Chinese shoppers drive online retail with ‘revenge spending’

Linda J. Dodson

SHANGHAI — Homemaker Wu Ting rarely goes out these days to buy groceries in Shanghai’s markets and malls.

During the city’s nearly four-week coronavirus lockdown, she got used to ordering ingredients online for her family of three, something she had never tried before.

Although Shanghai stores began to gradually reopen from Feb. 10, Wu is enjoying the convenience of buying online and staying in for meals.

“We are used to home cooking now,” she said.

With China’s top online shopping platforms including JD.com, Pinduoduo and Alibaba Group Holding’s Tmall busy working toward the climax of their annual early summer “618” promotional sales on Thursday, they are getting a crucial lift from consumers like Wu who have yet to return to their pre-lockdown shopping habits.

While overall Chinese retail sales of consumer goods declined 2.8% in May from a year before, online sales rose 22%, according to data released June 15.

For the year as a whole, U.S. research company eMarketer projects that Chinese online retail sales will rise 16% to $2.09 trillion while total retail revenues contract 4% to $5.07 trillion.

This would put China’s overall retail market on course to be the world’s largest this year, eMarketer forecasts, as retailers in the U.S., the current leading market, have been much harder hit by COVID-19 — and to overtake traditional Chinese retail in volume by 2022.

The coronavirus pandemic appears to have created a mass of pent-up spending just waiting to break free. “Wealthy people unable to go on holiday abroad because of the coronavirus are increasingly putting that money toward shopping,” a Chinese e-commerce industry insider says. Online stores that sell Louis Vuitton bags and other luxury brand goods are running low on inventory, this person says.

Such conspicuous consumption following the restraint shown during China’s coronavirus lockdown has been dubbed “revenge spending” on Chinese social media.

Chinese shoppers who were knuckled down in survival mode during the worst of the country’s COVID-19 outbreak are splashing out again. The use of discount vouchers financed by local governments has also helped restart consumption. 

JD.com is spending 10 billion yuan ($1.41 billion) to subsidize promotions during the “618” event, which commemorates the company’s online launch on June 18, 1998.

“We have seen growth across all product categories so far,” said Carol Fung, campaign manager, during an online briefing last Friday.

One Beijing shopper said he had turned up great deals on sports apparel on JD.com. “It was half the price of what I would have paid at the physical store,” he said.

New York-listed JD.com is set to debut its shares on the Hong Kong Stock Exchange on Thursday after raising at least $3.88 billion in a secondary share offering.

But much as JD.com has made inroads into Alibaba’s traditional showcase “Single’s Day” shopping sales set each year for Nov. 11, Alibaba’s platforms have taken some of the spotlight away from JD.com’s signature event, too.
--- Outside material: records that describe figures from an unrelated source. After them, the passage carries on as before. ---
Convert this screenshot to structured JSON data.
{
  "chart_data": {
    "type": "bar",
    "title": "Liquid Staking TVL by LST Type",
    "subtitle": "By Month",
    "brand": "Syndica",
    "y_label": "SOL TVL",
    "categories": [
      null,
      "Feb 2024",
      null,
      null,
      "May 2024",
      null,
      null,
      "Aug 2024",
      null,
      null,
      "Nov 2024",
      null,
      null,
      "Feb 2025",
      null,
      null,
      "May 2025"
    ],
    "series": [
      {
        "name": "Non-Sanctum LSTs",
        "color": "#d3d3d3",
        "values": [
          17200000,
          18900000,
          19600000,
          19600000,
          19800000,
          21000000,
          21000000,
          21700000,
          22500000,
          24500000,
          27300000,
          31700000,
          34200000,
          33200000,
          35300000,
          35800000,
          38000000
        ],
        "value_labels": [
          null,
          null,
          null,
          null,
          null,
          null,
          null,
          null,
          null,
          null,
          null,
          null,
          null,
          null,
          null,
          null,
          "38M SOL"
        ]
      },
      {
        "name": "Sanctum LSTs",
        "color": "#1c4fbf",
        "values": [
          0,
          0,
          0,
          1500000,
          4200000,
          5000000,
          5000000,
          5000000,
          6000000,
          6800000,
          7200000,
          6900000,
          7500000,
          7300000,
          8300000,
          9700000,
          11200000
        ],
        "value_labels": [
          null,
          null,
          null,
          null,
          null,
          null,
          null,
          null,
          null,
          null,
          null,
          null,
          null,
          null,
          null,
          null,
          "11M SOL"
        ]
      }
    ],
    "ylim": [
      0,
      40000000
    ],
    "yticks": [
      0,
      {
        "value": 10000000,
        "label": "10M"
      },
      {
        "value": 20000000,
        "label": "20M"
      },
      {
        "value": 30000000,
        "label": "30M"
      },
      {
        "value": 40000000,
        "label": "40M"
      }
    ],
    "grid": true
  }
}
Participating vendors on Alibaba’s Tmall saw gross sales volumes rise 50% in the first 10 hours of this month’s promotional event on June 1 compared with a year before, according to Jefferies technology analyst Thomas Chong. Some 200 brands saw their gross volumes go up 10-fold over the first nine days of the shopping festival, he noted.
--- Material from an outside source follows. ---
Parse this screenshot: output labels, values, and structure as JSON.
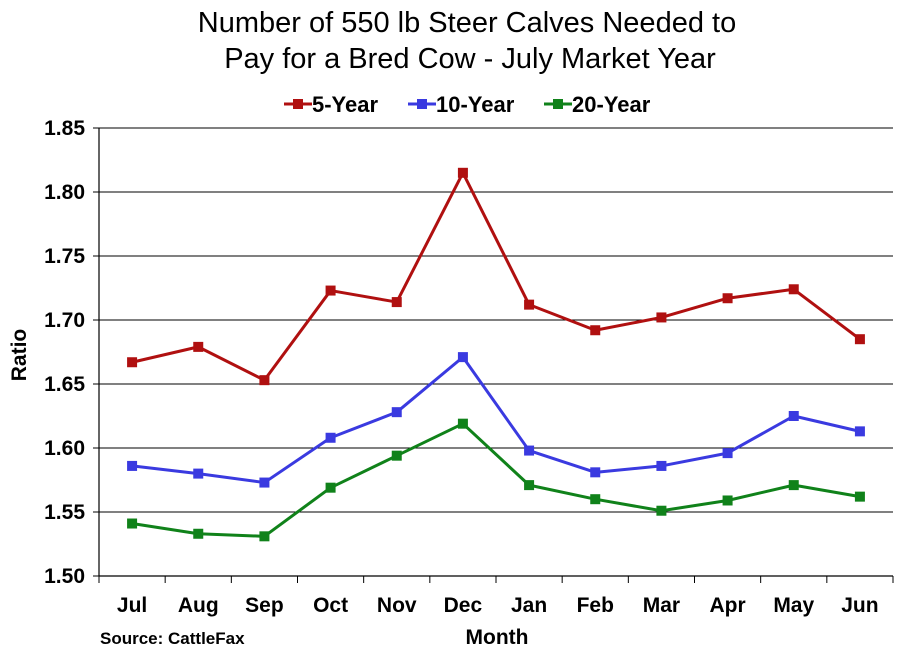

Momentum for online sales looks set to grow with Chinese consumers feeling shaken about the risks of catching COVID-19 due to this past week’s fresh outbreak in Beijing, yet the uncertain economic outlook will also likely restrain their ecommerce activity. EMarketer had previously forecast that Chinese online sales would grow 23.3% this year.

Meantime, China’s malls remain quiet. “There are fewer customers these days,” said a wine vendor in a middle-class Shanghai mall home to outlets of international brands like Carrefour, Watsons and KFC.